EZB-Zinsentscheid vom 6. Juni 2024: Die EZB leitet die Zinswende ein

Die Europäische Zentralbank (EZB) beginnt mit der Lockerung der Geldpolitik. Die Leitzinsen werden vom höchsten Stand seit der Einführung der Währungsunion um jeweils 0,25 Prozentpunkte gesenkt. Die EZB verpflichtet sich nicht zum weiteren Zinsverlauf. Das Investment Office der Migros Bank rechnet bis Ende Jahr mit maximal zwei Zinssenkungen.

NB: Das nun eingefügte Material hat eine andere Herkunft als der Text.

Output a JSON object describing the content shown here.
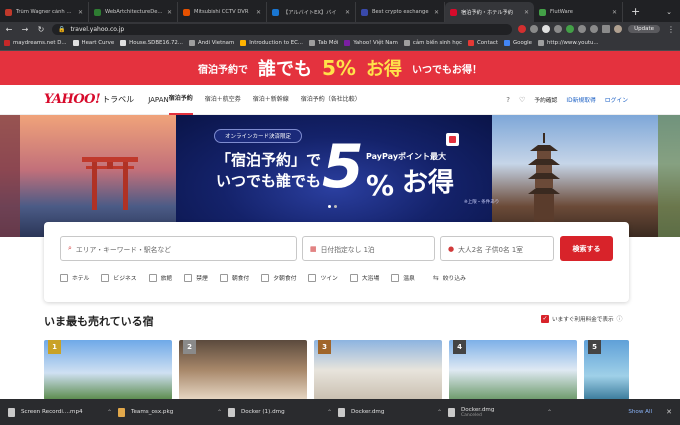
{
  "browser": {
    "tabs": [
      {
        "title": "Trùm Wagner cảnh báo",
        "color": "#c0392b"
      },
      {
        "title": "WebArtchitectureDesign",
        "color": "#2e7d32"
      },
      {
        "title": "Mitsubishi CCTV DVR",
        "color": "#e65100"
      },
      {
        "title": "【アルバイトEX】バイ",
        "color": "#1976d2"
      },
      {
        "title": "Best crypto exchange",
        "color": "#3949ab"
      },
      {
        "title": "宿泊予約・ホテル予約",
        "color": "#d70a2b",
        "active": true
      },
      {
        "title": "FlutWare",
        "color": "#43a047"
      }
    ],
    "url": "travel.yahoo.co.jp",
    "update_label": "Update",
    "bookmarks": [
      {
        "label": "maydreams.net D...",
        "color": "#c62828"
      },
      {
        "label": "Heart Curve",
        "color": "#e0e0e0"
      },
      {
        "label": "House.SDBE16.72...",
        "color": "#e0e0e0"
      },
      {
        "label": "Andi Vietnam",
        "color": "#9e9e9e"
      },
      {
        "label": "Introduction to EC...",
        "color": "#ffb300"
      },
      {
        "label": "Tab Mới",
        "color": "#9e9e9e"
      },
      {
        "label": "Yahoo! Việt Nam",
        "color": "#7b1fa2"
      },
      {
        "label": "cảm biến sinh học",
        "color": "#9e9e9e"
      },
      {
        "label": "Contact",
        "color": "#e53935"
      },
      {
        "label": "Google",
        "color": "#4285f4"
      },
      {
        "label": "http://www.youtu...",
        "color": "#9e9e9e"
      }
    ]
  },
  "promo": {
    "part1": "宿泊予約で",
    "part2": "誰でも",
    "pct": "5%",
    "part3": "お得",
    "part4": "いつでもお得！"
  },
  "header": {
    "logo": "YAHOO!",
    "logo_sub": "トラベル",
    "logo_jp": "JAPAN",
    "nav": [
      {
        "label": "宿泊予約",
        "active": true
      },
      {
        "label": "宿泊＋航空券"
      },
      {
        "label": "宿泊＋新幹線"
      },
      {
        "label": "宿泊予約（各社比較）"
      }
    ],
    "reservation_check": "予約確認",
    "register": "ID新規取得",
    "login": "ログイン"
  },
  "hero": {
    "tag": "オンラインカード決済限定",
    "line1": "「宿泊予約」で",
    "line2": "いつでも誰でも",
    "big_num": "5",
    "paypay": "PayPayポイント最大",
    "pct": "%",
    "deal": "お得",
    "note": "※上限・条件あり"
  },
  "search": {
    "keyword_placeholder": "エリア・キーワード・駅名など",
    "date_placeholder": "日付指定なし 1泊",
    "guests_placeholder": "大人2名 子供0名 1室",
    "search_button": "検索する",
    "filters": [
      "ホテル",
      "ビジネス",
      "旅館",
      "禁煙",
      "朝食付",
      "夕朝食付",
      "ツイン",
      "大浴場",
      "温泉"
    ],
    "narrow": "絞り込み"
  },
  "ranking": {
    "title": "いま最も売れている宿",
    "price_toggle": "いますぐ利用料金で表示",
    "cards": [
      {
        "rank": "1",
        "color": "#c9a227"
      },
      {
        "rank": "2",
        "color": "#8a8a8a"
      },
      {
        "rank": "3",
        "color": "#a0652a"
      },
      {
        "rank": "4",
        "color": "#444444"
      },
      {
        "rank": "5",
        "color": "#444444"
      }
    ]
  },
  "downloads": {
    "items": [
      {
        "name": "Screen Recordi....mp4",
        "type": "file"
      },
      {
        "name": "Teams_osx.pkg",
        "type": "pkg"
      },
      {
        "name": "Docker (1).dmg",
        "type": "file"
      },
      {
        "name": "Docker.dmg",
        "type": "file"
      },
      {
        "name": "Docker.dmg",
        "type": "file",
        "status": "Canceled"
      }
    ],
    "show_all": "Show All"
  }
}
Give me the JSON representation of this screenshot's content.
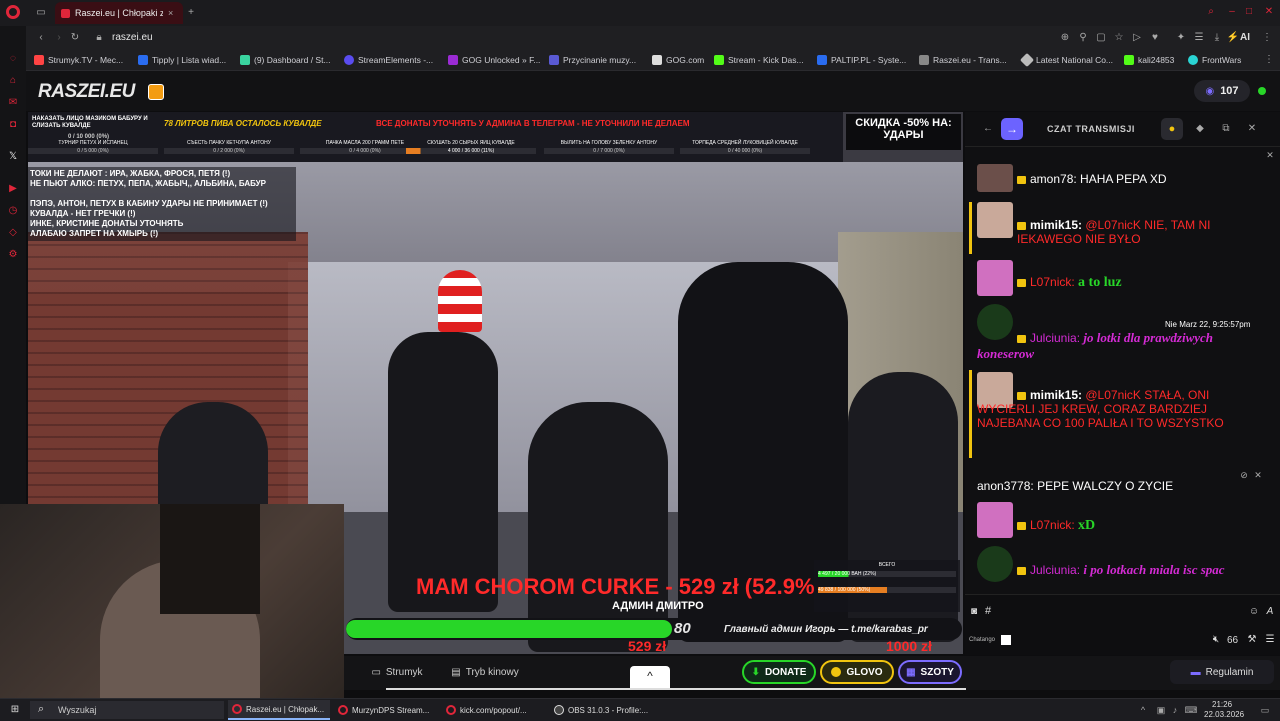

Wie in den letzten Wochen mehrmals von EZB-Offiziellen angedeutet, beschloss die EZB beim Juni-Meeting die erste Zinssenkung seit 2019. Eine Verschiebung des Zinssenkungszyklus-Kickoffs auf Juli hätte für Verwirrung an den Finanzmärkten gesorgt, die die heutige Reduktion der Leitzinsen mit einer nahezu hundertprozentigen Wahrscheinlichkeit eingepreist hatten. Nicht zuletzt hätte dies auch der Glaubwürdigkeit der EZB geschadet, da sich ihre Präsidentin Christine Lagarde und weitere höhere Funktionäre zu sehr bezüglich des Zeitpunkts der Zinswende exponierten.

Es hätte triftige Gründe für eine Verschiebung der Zinswende gegeben

Dennoch hätte es triftige Gründe gegeben, die eine Verschiebung um sechs Wochen gerechtfertigt hätten, um die jüngsten Entwicklungen besser einzuordnen. Im Mai stieg die Inflation in der Eurozone erstmalig im laufenden Jahr. Zwar war der Anstieg teilweise auf länderspezifische Basiseffekte zurückzuführen. Beispielsweise wurde in Deutschland genau vor einem Jahr das stark ermässigten Abonnement für den öffentlichen Verkehr eingeführt. Doch auch unter Ausklammerung solcher Sondereffekte bleibt die Teuerung gerade bei den Dienstleistungen nach wie vor zu hoch und hartnäckig. Zudem stiegen die – häufig als Entscheidungsgrundlage bezeichneten – Tariflöhne im ersten Quartal 2024 entgegen den Erwartungen von 4,5 auf 4,7 Prozent. Die EZB beeilte sich dementsprechend, die Bedeutung dieser Ergebnisse zu relativieren: So seien etwa die Zunahmen zum Teil auf einmalige Auszahlungen zurückzuführen. 

Stop-and-go: Bis Ende Jahr maximal zwei weitere Zinssenkungen zu erwarten

Mit der in gewissem Sinne selbst aufgezwungenen Zinssenkung möchte die EZB sowohl die eingesetzte, aber noch zaghafte Konjunkturerholung begünstigen als auch den Schuldendienst ihrer stark verschuldeten Mitgliedsstaaten reduzieren.

An der Pressekonferenz betonte Christine Lagarde, dass der weitere Kurs der Geldpolitik in der Währungsunion nach wie vor datenabhängig bestimmt wird. Der EZB-Rat verpflichtet sich nicht vorab zu einem bestimmten Pfad: So sind eine oder mehrere Zinspause in Folge nach einer Senkung zu erwarten. Trotz der weniger restriktiven Geldpolitik bleibt das Wachstumspotenzial für das laufende Jahr begrenzt und wir gehen deshalb nicht davon aus, dass die Zinssenkungen eine zu schnelle Beschleunigung der Konjunktur mit preistreibenden Effekten auslösen wird. Der Rückgang der Inflation unter das EZB-Ziel wird eher durch das Lohnwachstum erschwert, da eine zwar sinkende, aber noch erhöhte Inflation in den Erwartungen den europäischen Haushalten bereits verankert ist. Vor diesem Hintergrund rechnen wir bis Ende Jahr mit maximal zwei weiteren Zinssenkungen.